Ou regardez ce qui s’est passé dans le comté de Montgomery, a déclaré Salus : les démocrates ont commencé à remporter les élections présidentielles dans ce comté dans les années 1990, mais ils n’ont toujours pas dépassé les républicains en termes d’inscriptions pendant encore une décennie et demie, jusqu’à l’ère Obama.
“C’est un indicateur suiveur”, a-t-il déclaré.
Pour énoncer une évidence, Salus admet qu’il préfère gagner du terrain en matière d’inscriptions plutôt que d’en perdre, car l’avantage des démocrates sur les républicains en matière d’inscriptions s’est considérablement réduit cette année en Pennsylvanie, en partie à cause d’un important effort conservateur.

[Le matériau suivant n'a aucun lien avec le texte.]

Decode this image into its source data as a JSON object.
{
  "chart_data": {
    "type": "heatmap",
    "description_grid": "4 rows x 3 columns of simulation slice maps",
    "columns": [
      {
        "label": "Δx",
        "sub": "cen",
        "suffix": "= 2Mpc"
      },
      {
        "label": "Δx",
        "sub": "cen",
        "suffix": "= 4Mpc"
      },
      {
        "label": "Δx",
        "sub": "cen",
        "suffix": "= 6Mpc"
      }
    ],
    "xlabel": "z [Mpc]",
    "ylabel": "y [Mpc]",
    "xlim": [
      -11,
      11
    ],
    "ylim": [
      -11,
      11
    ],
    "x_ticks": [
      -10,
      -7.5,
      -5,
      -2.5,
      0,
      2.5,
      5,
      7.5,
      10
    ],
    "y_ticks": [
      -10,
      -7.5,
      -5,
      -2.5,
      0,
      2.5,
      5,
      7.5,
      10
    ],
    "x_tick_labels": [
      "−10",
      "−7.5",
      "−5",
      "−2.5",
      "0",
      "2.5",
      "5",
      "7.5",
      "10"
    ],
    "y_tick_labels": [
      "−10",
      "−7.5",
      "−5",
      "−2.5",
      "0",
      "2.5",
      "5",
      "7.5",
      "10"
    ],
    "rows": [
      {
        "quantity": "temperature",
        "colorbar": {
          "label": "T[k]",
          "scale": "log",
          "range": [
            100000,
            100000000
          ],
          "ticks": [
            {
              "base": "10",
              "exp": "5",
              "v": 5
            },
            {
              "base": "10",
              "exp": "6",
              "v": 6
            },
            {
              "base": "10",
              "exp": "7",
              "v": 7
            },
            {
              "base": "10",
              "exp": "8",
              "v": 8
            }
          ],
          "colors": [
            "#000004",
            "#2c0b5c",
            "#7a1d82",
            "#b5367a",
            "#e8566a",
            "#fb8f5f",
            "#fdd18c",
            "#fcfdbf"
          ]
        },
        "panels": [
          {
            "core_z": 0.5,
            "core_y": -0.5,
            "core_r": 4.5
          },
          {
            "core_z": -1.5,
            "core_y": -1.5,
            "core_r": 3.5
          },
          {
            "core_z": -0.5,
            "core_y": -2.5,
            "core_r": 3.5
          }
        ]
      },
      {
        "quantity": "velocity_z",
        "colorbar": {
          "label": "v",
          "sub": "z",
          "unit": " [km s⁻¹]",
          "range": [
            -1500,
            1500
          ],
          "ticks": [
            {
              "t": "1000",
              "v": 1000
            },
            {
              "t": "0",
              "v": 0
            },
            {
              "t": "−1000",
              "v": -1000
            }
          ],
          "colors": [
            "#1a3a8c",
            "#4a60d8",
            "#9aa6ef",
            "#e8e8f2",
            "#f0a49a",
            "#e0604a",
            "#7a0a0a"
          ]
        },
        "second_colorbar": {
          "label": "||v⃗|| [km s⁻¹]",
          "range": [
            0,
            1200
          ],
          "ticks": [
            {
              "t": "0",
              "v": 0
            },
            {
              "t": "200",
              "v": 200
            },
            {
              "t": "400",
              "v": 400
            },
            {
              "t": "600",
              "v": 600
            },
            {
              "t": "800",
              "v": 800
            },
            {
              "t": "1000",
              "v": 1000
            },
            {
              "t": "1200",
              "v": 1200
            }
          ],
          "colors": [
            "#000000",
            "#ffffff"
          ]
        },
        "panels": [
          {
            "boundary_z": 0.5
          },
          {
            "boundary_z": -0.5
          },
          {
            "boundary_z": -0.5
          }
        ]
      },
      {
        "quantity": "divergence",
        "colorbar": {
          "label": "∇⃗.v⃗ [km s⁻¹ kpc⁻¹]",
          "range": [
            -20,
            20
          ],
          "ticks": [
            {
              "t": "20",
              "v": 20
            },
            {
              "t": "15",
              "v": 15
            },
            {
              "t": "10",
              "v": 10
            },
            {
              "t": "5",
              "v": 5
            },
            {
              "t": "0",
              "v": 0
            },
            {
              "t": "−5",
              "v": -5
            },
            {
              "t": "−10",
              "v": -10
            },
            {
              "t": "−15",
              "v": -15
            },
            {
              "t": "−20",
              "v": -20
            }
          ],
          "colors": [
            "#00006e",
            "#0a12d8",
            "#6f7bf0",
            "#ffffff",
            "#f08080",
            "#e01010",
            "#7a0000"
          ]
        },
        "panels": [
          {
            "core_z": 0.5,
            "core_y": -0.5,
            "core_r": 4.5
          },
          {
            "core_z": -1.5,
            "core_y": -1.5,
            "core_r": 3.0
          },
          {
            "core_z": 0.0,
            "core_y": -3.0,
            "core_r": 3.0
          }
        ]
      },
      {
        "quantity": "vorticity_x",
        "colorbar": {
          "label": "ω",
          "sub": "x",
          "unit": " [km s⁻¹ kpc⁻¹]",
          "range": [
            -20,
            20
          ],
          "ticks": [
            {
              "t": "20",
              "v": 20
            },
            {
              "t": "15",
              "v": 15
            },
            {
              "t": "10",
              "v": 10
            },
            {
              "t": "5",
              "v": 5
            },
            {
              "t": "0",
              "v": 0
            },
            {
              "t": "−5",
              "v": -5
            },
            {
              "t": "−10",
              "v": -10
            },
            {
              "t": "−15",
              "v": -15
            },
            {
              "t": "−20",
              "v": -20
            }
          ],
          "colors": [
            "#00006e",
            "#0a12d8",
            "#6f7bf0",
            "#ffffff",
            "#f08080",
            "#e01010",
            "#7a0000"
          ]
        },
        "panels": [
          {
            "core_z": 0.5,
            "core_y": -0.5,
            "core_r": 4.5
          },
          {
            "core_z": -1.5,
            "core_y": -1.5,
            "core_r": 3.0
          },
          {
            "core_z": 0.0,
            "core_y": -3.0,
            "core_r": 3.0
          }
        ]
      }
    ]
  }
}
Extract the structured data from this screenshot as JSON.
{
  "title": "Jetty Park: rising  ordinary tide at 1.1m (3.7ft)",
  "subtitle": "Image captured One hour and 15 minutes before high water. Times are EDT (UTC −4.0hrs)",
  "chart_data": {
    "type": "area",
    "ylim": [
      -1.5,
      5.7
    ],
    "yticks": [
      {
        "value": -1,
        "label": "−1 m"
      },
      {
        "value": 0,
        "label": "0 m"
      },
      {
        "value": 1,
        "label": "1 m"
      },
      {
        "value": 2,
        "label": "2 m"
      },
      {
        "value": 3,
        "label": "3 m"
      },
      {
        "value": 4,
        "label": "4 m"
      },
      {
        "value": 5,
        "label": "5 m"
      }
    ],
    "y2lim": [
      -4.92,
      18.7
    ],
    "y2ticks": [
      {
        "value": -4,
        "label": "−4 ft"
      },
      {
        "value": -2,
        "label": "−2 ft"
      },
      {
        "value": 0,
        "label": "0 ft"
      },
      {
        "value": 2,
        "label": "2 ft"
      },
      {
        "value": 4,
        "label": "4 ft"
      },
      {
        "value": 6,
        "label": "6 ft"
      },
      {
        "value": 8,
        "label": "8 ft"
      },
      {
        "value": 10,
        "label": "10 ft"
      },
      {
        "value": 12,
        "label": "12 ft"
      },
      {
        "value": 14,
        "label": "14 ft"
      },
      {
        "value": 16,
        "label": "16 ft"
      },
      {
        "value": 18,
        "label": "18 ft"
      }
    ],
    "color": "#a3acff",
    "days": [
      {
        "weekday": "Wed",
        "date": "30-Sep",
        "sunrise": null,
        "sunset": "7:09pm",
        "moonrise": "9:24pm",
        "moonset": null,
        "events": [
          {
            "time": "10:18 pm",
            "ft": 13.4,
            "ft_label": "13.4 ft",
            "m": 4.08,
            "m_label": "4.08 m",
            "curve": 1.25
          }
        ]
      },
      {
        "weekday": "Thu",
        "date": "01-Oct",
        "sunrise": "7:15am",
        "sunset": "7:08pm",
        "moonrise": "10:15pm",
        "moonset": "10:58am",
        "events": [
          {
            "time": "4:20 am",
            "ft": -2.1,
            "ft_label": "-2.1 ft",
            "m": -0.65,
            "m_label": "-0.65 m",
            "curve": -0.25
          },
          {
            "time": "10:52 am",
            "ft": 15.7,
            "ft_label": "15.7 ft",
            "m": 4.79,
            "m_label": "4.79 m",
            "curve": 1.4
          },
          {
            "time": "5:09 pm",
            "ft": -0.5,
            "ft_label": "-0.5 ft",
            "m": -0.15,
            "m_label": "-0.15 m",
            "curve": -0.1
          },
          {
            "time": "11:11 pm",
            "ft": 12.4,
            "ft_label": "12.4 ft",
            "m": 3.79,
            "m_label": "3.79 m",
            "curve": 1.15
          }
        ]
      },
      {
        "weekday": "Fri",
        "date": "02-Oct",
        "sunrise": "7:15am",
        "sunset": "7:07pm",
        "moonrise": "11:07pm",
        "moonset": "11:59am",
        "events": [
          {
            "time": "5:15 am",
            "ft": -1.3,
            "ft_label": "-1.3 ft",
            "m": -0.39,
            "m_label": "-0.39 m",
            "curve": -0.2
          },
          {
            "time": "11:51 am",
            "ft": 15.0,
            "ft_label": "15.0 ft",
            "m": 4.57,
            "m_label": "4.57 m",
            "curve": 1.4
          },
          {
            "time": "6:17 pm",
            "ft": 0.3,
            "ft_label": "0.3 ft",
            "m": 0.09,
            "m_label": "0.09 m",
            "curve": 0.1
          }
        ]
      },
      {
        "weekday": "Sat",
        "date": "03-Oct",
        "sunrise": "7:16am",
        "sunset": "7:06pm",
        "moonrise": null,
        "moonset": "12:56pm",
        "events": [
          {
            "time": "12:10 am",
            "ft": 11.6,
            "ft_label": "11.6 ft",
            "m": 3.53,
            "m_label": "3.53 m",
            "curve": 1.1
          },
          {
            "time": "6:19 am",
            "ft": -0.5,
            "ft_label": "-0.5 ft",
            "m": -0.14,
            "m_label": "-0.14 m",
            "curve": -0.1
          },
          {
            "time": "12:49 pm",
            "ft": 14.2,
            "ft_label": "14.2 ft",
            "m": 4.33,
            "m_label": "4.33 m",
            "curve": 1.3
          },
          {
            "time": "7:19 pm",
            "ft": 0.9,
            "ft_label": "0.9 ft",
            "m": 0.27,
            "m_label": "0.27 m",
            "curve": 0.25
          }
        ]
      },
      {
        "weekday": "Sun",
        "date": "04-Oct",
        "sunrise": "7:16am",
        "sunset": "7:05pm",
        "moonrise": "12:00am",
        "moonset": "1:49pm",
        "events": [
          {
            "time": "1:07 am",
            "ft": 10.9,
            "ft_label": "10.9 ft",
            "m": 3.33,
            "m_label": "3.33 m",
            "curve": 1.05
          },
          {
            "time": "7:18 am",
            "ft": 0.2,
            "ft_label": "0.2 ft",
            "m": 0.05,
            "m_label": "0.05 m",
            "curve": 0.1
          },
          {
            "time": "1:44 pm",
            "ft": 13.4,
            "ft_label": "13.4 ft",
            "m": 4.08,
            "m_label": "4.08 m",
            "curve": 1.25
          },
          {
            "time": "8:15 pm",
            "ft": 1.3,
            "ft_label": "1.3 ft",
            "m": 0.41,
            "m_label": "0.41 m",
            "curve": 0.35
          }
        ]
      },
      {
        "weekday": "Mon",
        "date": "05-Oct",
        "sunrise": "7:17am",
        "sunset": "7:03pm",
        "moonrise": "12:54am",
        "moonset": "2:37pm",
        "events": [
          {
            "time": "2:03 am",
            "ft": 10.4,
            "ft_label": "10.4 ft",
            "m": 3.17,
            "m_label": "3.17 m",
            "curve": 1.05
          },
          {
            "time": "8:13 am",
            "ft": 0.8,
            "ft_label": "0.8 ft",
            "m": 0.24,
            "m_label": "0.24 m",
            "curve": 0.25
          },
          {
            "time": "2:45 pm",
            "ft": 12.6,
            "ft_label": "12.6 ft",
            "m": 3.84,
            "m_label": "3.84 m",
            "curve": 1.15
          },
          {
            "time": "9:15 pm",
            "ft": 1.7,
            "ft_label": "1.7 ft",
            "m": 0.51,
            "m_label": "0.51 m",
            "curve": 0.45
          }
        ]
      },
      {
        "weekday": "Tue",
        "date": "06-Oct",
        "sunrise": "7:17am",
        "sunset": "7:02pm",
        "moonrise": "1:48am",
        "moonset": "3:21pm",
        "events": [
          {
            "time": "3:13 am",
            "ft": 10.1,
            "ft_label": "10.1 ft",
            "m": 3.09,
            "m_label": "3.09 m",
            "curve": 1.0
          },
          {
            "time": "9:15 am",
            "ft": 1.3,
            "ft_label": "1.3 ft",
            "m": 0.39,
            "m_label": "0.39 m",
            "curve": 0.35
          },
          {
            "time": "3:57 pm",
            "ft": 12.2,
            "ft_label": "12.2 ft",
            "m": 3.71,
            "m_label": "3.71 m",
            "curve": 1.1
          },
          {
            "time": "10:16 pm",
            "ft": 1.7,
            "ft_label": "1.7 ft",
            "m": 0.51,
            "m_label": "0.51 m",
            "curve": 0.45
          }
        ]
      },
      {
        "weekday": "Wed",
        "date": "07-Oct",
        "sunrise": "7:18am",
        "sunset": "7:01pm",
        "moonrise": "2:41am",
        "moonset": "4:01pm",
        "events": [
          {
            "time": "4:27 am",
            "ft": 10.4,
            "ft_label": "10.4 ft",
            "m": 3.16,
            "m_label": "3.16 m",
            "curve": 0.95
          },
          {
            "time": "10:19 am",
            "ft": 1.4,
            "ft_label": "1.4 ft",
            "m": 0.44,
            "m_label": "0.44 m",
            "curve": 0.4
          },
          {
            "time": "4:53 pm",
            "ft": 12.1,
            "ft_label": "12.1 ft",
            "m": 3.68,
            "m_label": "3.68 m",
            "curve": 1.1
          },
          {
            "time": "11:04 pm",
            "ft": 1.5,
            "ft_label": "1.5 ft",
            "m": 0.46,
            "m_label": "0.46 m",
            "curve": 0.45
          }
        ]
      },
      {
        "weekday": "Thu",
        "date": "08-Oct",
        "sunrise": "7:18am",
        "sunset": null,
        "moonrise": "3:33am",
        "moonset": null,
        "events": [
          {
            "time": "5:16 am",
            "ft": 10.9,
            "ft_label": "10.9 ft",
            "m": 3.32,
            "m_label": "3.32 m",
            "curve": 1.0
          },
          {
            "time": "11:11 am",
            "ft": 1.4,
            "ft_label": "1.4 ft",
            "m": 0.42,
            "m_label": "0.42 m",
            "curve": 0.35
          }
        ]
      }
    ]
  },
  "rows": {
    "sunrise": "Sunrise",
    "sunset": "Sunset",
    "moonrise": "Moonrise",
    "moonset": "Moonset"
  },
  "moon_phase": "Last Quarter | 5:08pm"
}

Mais en même temps, a-t-il déclaré, cela ne prend pas en compte tous ces électeurs de banlieue qui se retournent contre leur parti sur des questions telles que l’avortement et les émeutes du 6 janvier 2021 devant le bâtiment du Capitole à Washington, DC.
Des électeurs comme le père d’Amanda Cappelletti.
C’est une sénatrice démocrate qui, en temps normal, n’est pas d’accord sur la politique avec son père, un républicain inscrit. Mais ils sont d’accord à propos de Trump.
Il est horrifié, a déclaré Cappelletti, par la façon dont Trump parle des gens, y compris par les remarques qui lui sont attribuées par d’anciens collaborateurs. prétendument dénigrant anciens combattants.
Elle a dit qu’elle rencontrait tout le temps ce genre d’électeurs. Elle a décrit une récente foire pour les personnes âgées organisée dans son bureau, au cours de laquelle certaines personnes âgées ont commencé à exprimer des sentiments similaires : elle a renvoyé son personnel législatif officiel pour pouvoir parler de politique partisane.

“Plusieurs personnes sont venues me voir et m’ont dit qu’elles étaient républicaines et qu’elles votaient pour moi. Elles voulaient aider à faire élire Kamala”, a déclaré Cappelletti.
“De nombreuses personnes lors de ce genre d’événements m’ont dit ce genre de choses, comme ‘Je suis républicain, mais je veux Kamala.'”
Le soir du 5 novembre, soir des élections américaines, nous saurons combien de ces personnes existent – et si elles sont suffisamment nombreuses pour empêcher le retour au pouvoir de Donald Trump.